The most effective way of establishing new technology is ready for space is to go ahead and try it in space. ESA’s In-Orbit Demonstration activities exist to provide early flight access to the most promising innovations.
ESA and other space agencies employ a Technology Readiness Level (TRL) scale, denoting the nine different levels that new technologies have to pass through before being regarded as fully mature. In-orbit demonstration is right at the top of the TRL ladder: to be accepted, new products need to be demonstrated in orbit, particularly when users require evidence of flight heritage or when there is a high risk associated with their use.
ESA being an R&D agency, virtually all its missions are ‘experimental’ in the sense of doing something never before done. Precisely because of the highly innovative character of ESA missions, project managers have to focus on their project’s numerous mission driven innovations and cannot accept additional demonstrations.

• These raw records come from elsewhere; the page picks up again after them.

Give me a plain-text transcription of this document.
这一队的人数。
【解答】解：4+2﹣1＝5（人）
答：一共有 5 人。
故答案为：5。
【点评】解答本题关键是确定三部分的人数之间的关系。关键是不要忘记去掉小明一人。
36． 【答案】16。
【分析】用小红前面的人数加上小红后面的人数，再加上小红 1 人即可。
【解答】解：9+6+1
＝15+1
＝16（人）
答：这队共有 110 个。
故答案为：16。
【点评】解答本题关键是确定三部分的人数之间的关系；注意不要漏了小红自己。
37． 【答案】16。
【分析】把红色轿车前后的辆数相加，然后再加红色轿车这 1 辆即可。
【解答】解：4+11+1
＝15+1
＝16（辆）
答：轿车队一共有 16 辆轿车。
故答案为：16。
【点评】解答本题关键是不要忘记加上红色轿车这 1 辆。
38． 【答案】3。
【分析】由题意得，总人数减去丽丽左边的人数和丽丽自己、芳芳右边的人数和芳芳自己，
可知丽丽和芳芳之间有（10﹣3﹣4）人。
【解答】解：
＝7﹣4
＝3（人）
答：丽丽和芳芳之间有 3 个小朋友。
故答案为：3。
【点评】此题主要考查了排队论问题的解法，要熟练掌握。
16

This sound project management practice is fully understandable, but means carrying technology development forward to in-orbit demonstration has to be carried out independently of ESA missions.
Part of ESA’s General Support Technology Programme (GSTP), the In-Orbit Demonstration Element finds flight opportunities for innovative technologies. It also serves to demonstrate new research techniques - such as the utilization of reflected navigation signals - or new operational monitoring techniques, for instance exploitation of Automatic Identification System signals from global ship traffic. This element also supports the demonstration of in-orbit operational techniques , such as formation flying or re-entry, and associated technologies and products.
Another role is acquiring data on spacecraft and space environments to prepare the deployment of future innovations – for example, characterising radiation effects to estimate the vulnerability of Micro-Electro-Mechanical System (MEMS) devices.
The In-Orbit Demonstration Element includes a dedicated series of technology demonstrator micro-satellites, namely the Proba missions. Demonstrations are also achieved through placing technology experiments on ‘carriers of opportunity’, such as the International Space Station or ESA space missions with the capacity to host guest payloads.
Prioritising experimentation means accepting a greater level of risk than a standard mission. This becomes an acceptable trade-off because costs are kept low. The Proba series follows the ‘Lightsat’ approach, with cost-efficiency and robust simplicity followed across all phases of development, from initial system studies through to final operations.
Ground and space segments are designed in an integrated way to reduce complexity and budgets. Proba satellites are built for maximum autonomy to cut ground support requirements to the bare minimum. This “way of doing” in-orbit demonstration is also an objective in itself. New development practices are unavoidable to implement in-orbit demonstration within strict cost limitations. And once tried for Proba satellites they are then adopted by main stream projects.
In addition to GSTP, ESA’s Advanced Research in Telecommunications Systems (ARTES) programme supports also demonstration in-orbit with precursor missions and technology demonstration payloads.
Broadening access to space in this way represents an effective means of building industrial skills and capacity, especially for smaller companies and new member states. It builds industrial competitiveness and widens the portfolio of mature space technologies for operational ESA missions to draw upon, increasing their effectiveness.